Nel Giugno seguente, mentre queste operazioni andavano avanti, si verificò un altro attacco contro un'altra compagnia del legno, la CV VPP. Cinque membri del Brimob, che facevano parte di una unità che forniva protezione armata per la compagnia, e un dipendente della compagnia stessa, rimasero uccisi nell'attacco. L'identità degli attentatori non è chiara. Dopo questo attacco, le operazioni militari si intensificarono e furono allargate anche ad altri distretti. Fu impedito l'accesso degli stranieri all'area (tra questi c'erano dei difensori di diritti umani). Seguirono forme di punizione collettiva come la distruzione di case e dei mezzi di sostentamento: alcune organizzazioni stimano che furono distrutte 55 case nelle operazioni.
Amnesty condanna le uccisioni dei dipendenti delle compagnie e riconosce la responsabilità delle autorità Indonesiane ad identificare e portare all'autorità giustizia i sospettati dell'attentato. Allo stesso tempo, Amnesty è anche gravemente preoccupata per le misure arbitrarie e sproporzionate prese dall'unità paramilitare Brimob in risposta agli attacchi. Le informazioni disponibili suggeriscono che queste azioni erano delle vere e proprie rappresaglie contro l'intera comunità, e non la risposta alla necessità di portare alla giustizia i responsabili delle uccisioni.
Durante tutta l'operazione, almeno sette persone sono state uccise e una è morta in seguito alle torture subite in carcere. Ventisette persone sono state condannate alla detenzione dopo processi giudiziari iniqui. Oltre 100 persone sono state arrestate, torturate o altrimenti maltrattate.
Amnesty chiede al governo Indonesiano un'indagine indipendente sugli abusi compiuti a Wasior e di portare i responsabili alla giustizia. Il fallimento del governo nel prendere azioni credibili ed efficaci per indagare sui casi come quelli avvenuti a Wasior consolida l'impunità e contribuisce ai problemi sulla sicurezza. Alle compagnie nazionali e multinazionali, Amnesty chiede di assicurarsi che le loro operazioni economiche non abbiano alcun impatto negativo sui diritti umani e le libertà fondamentali delle popolazioni locali, quindi chiede di non ingaggiare forze di sicurezza contro cui esistono credibili accuse di violazioni dei diritti umani, e di impedire l'uso dei loro impianti da parte di coloro che intendono violare i diritti umani.

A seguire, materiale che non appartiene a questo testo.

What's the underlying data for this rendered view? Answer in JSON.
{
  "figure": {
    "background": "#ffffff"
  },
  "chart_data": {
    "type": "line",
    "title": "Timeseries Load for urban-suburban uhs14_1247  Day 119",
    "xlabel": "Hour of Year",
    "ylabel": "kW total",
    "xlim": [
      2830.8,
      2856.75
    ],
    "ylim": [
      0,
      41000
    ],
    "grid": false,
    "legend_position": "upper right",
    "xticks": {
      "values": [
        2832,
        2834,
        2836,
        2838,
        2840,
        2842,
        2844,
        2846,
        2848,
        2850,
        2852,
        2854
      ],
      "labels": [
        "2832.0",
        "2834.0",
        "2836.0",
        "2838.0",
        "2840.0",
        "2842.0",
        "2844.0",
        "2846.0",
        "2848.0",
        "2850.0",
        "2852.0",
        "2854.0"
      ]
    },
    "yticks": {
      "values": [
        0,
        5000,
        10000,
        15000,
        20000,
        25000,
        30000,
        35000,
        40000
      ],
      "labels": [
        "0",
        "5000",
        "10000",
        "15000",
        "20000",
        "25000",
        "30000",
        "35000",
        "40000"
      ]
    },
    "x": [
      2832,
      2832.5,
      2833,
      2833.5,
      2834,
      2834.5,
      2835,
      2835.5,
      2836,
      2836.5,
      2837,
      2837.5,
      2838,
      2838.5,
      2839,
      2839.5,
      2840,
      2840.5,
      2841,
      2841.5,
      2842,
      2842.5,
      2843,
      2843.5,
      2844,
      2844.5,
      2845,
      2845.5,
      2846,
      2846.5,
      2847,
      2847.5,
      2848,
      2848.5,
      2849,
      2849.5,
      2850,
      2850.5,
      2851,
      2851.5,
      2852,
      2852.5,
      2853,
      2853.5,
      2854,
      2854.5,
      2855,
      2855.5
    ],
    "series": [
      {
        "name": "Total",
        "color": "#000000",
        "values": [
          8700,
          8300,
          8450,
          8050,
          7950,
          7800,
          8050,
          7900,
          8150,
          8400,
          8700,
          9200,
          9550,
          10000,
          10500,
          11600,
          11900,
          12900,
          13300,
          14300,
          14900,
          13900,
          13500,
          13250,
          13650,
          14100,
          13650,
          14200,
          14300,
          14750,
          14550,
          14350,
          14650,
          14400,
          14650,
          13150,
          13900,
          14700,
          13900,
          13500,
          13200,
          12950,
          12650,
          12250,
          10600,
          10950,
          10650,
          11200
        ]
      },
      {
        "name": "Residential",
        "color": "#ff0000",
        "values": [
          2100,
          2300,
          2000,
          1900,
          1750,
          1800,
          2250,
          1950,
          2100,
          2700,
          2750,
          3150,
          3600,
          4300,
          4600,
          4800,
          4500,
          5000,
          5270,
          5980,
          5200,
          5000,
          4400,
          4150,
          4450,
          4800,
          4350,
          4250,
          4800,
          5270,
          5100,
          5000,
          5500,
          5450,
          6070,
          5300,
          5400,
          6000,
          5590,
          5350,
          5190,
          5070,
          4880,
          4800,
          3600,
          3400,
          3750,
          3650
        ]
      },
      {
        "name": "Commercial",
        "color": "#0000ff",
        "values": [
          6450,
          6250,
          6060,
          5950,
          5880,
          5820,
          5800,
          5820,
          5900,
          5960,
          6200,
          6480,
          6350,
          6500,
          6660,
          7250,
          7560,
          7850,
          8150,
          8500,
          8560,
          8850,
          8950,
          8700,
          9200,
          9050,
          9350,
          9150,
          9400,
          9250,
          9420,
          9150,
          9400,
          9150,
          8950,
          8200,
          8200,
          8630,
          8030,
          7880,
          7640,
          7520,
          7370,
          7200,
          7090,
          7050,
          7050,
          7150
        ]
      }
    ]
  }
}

Gli eventi accaduti a Wasior nel 2001, aumentano le preoccupazioni sugli effetti che potrebbe avere lo sviluppo dell'estrazione di gas naturale nella Bintuni Bay, a circa 250 km da Wasior, da parte della British Petroleum (BP). Oltre alle preoccupazioni legate al possibile impatto di tale progetto sull'ambiente e sulle popolazioni indigene, ci si chiede come possa essere garantita la sicurezza di questo nuovo progetto garantendo allo stesso tempo che coloro che forniscono la sicurezza non commetteranno violazioni dei diritti umani.
Amnesty non prende posizione sullo status politico della Papua, né sull'esistenza delle operazioni commerciali. L'organizzazione chiede solo il rispetto e la protezione dei diritti umani di coloro che vivono nella provincia e chiede che tali diritti non dovrebbero essere ignorati per il raggiungimento di obiettivi politici o messi in secondo piano per lo sviluppo economico. Amnesty considera come responsabilità primaria del governo indonesiano quella di assicurare la protezione dei diritti umani, ma crede che anche altri attori, come le multinazionali, abbiano la responsabilità di assicurare la tutela dei diritti umani nelle aree in cui operano. Infine chiede ai gruppi armati di non commettere violazioni di diritti umani.